I spend three weeks shopping for a NAS for my network, and I'm glad I looked past everyone telling me Terastation. I've had this ReadyNAS X6 for a few weeks now and I love it. I'm already shopping for a second so I can recycle the old drives from all my other rag-tag household systems into one nice neat package.
-JoeShmoe
-- I wonder which will go down in history as the bigger failure: the War on Drugs or the War on Filesharing
I don't know RAID 6 and 50 well enough to explain them, so the link will do the job. While I'm at it, they can do 10 (compare it to 0+1 to understand better)
RAID 6
RAID 10
RAID 50
-Turkey
I have mod points, but I feel it's more important to just correct you. He already has everything backed up and the LVM idea doesn't do anything to help his situation.
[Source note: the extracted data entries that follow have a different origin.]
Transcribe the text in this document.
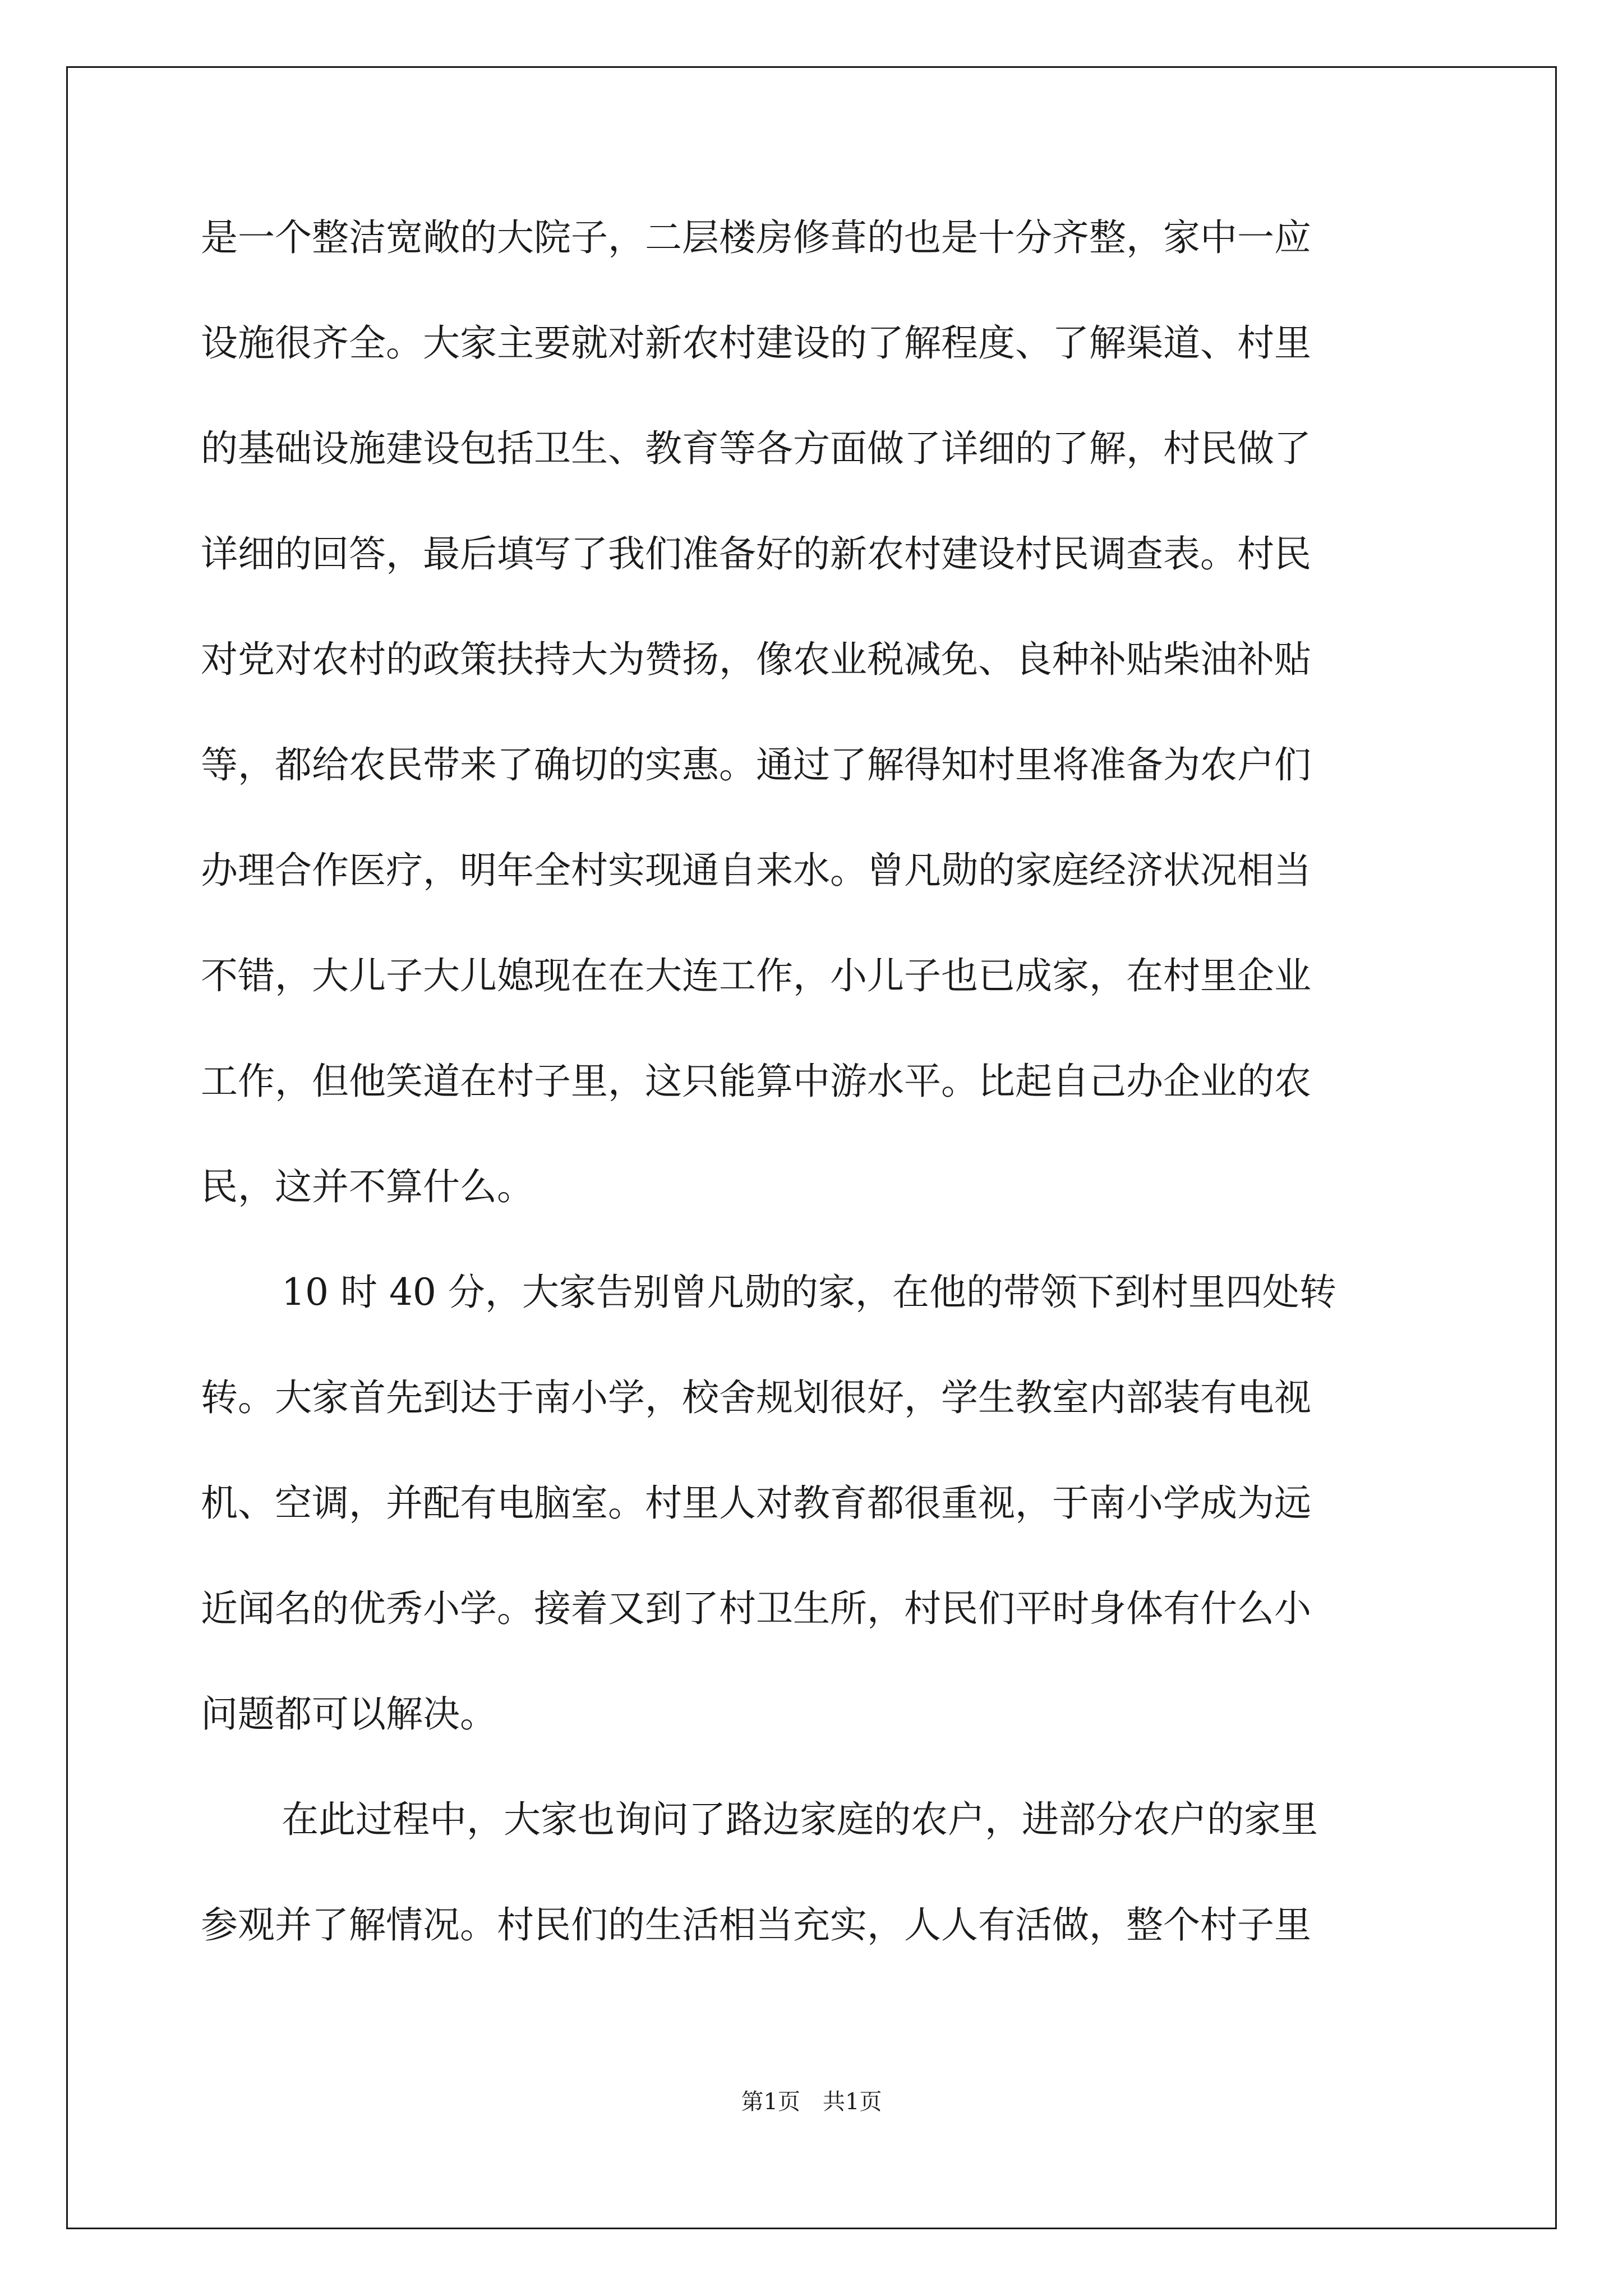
是一个整洁宽敞的大院子，二层楼房修葺的也是十分齐整，家中一应
设施很齐全。大家主要就对新农村建设的了解程度、了解渠道、村里
的基础设施建设包括卫生、教育等各方面做了详细的了解，村民做了
详细的回答，最后填写了我们准备好的新农村建设村民调查表。村民
对党对农村的政策扶持大为赞扬，像农业税减免、良种补贴柴油补贴
等，都给农民带来了确切的实惠。通过了解得知村里将准备为农户们
办理合作医疗，明年全村实现通自来水。曾凡勋的家庭经济状况相当
不错，大儿子大儿媳现在在大连工作，小儿子也已成家，在村里企业
工作，但他笑道在村子里，这只能算中游水平。比起自己办企业的农
民，这并不算什么。
10 时 40 分，大家告别曾凡勋的家，在他的带领下到村里四处转
转。大家首先到达于南小学，校舍规划很好，学生教室内部装有电视
机、空调，并配有电脑室。村里人对教育都很重视，于南小学成为远
近闻名的优秀小学。接着又到了村卫生所，村民们平时身体有什么小
问题都可以解决。
在此过程中，大家也询问了路边家庭的农户，进部分农户的家里
参观并了解情况。村民们的生活相当充实，人人有活做，整个村子里
第1页 共1页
He does care about downtime. Downtime = time spent restoring. With a RAID level > 0, all he has to do is replace a drive and tell the raid to rebuild. He's done in 5 minutes. It would take that long just to queue up a restore job for the tape.
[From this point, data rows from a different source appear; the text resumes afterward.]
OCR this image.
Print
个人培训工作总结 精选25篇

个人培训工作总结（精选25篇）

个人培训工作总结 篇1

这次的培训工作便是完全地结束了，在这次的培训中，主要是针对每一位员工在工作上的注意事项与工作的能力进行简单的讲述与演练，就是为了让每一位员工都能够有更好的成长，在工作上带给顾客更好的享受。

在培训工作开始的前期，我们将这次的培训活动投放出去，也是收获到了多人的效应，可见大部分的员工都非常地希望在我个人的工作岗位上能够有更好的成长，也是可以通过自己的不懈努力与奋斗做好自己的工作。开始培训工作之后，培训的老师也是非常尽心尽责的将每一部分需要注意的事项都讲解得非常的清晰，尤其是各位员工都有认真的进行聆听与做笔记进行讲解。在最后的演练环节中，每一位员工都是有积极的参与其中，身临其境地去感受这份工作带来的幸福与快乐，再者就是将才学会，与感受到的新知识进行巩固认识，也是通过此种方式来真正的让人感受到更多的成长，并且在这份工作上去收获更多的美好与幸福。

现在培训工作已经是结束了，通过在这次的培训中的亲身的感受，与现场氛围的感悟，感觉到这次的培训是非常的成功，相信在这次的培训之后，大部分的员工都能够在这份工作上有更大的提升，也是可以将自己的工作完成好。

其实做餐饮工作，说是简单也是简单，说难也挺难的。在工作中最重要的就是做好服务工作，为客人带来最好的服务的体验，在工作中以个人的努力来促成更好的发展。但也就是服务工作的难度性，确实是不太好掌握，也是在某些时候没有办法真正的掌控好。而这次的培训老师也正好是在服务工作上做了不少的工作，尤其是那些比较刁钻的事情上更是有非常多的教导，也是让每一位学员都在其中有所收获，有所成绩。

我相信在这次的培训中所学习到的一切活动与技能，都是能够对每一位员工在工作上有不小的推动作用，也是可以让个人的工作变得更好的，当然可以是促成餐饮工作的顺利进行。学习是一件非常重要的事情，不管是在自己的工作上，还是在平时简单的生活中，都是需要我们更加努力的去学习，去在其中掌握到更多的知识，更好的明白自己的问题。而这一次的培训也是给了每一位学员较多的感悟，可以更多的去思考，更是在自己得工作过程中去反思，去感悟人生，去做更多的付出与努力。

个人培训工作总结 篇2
> Where do I get a 250-300 watt powersupply with 12 SATA power connectors?
You don't need to. All the current drives have molex power connectors too, right? If you are unsure, check the specs. Hitatchi's OEM data sheets are great in that regard, since they tell you everything.
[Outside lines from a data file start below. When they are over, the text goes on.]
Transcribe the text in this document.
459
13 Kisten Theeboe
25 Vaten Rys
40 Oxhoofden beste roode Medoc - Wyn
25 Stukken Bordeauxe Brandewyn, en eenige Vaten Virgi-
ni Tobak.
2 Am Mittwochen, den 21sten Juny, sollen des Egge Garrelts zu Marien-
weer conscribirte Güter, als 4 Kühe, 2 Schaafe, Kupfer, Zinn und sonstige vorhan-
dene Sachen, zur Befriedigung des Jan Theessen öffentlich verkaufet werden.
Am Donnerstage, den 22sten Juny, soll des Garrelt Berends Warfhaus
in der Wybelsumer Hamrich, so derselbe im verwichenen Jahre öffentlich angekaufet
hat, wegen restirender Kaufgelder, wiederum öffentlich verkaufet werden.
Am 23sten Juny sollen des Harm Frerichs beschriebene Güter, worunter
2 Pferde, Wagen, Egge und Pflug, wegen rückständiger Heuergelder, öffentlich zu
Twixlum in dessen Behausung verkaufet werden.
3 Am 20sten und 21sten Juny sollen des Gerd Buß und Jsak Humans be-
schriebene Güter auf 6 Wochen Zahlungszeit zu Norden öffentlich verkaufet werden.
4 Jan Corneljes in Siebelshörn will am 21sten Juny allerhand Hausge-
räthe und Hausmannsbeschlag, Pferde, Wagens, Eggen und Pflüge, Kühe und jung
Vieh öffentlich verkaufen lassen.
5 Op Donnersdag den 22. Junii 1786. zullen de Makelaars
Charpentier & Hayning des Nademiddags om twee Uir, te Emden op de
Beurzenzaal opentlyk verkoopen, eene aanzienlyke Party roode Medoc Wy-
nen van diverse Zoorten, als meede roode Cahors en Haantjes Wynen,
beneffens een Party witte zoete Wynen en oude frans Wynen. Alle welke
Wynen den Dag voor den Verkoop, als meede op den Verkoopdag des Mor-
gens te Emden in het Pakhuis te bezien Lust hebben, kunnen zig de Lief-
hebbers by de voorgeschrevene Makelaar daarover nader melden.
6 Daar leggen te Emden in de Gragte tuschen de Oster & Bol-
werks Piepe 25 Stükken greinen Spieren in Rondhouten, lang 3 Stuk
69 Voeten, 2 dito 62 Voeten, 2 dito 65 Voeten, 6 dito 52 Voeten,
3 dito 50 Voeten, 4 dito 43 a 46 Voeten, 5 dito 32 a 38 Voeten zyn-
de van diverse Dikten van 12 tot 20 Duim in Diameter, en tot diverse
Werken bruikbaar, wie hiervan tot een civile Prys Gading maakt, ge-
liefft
Then get a bunch of molex Y-adaptors, they're really cheap. I haven't seen SATA power Ys yet, but hopefully that's just a matter of time.
Take a good look at the current requirements for the drives though. At 12 drives you're heading into the region where most PSUs won't supply enough current. The startup current for 12 current hitachi sata drives is 1.8*12=21.6A at 12V, and most PSUs are only rated at 12-18A.
Also, watch 5V too, the current draw at "max r/w"-load is 1.3A on both 5V and 12V (on those hitachi drives). Even beefy PSUs in the 600+W range most of the time only have 20-30A at 5V, even when they have 3x18A 12V. That's probably enough for 12 drives, but if you want to scale it up you can run into stability problems.
I know this, since I just put together a machine with 18 drives in it, and had lots of power trouble at first.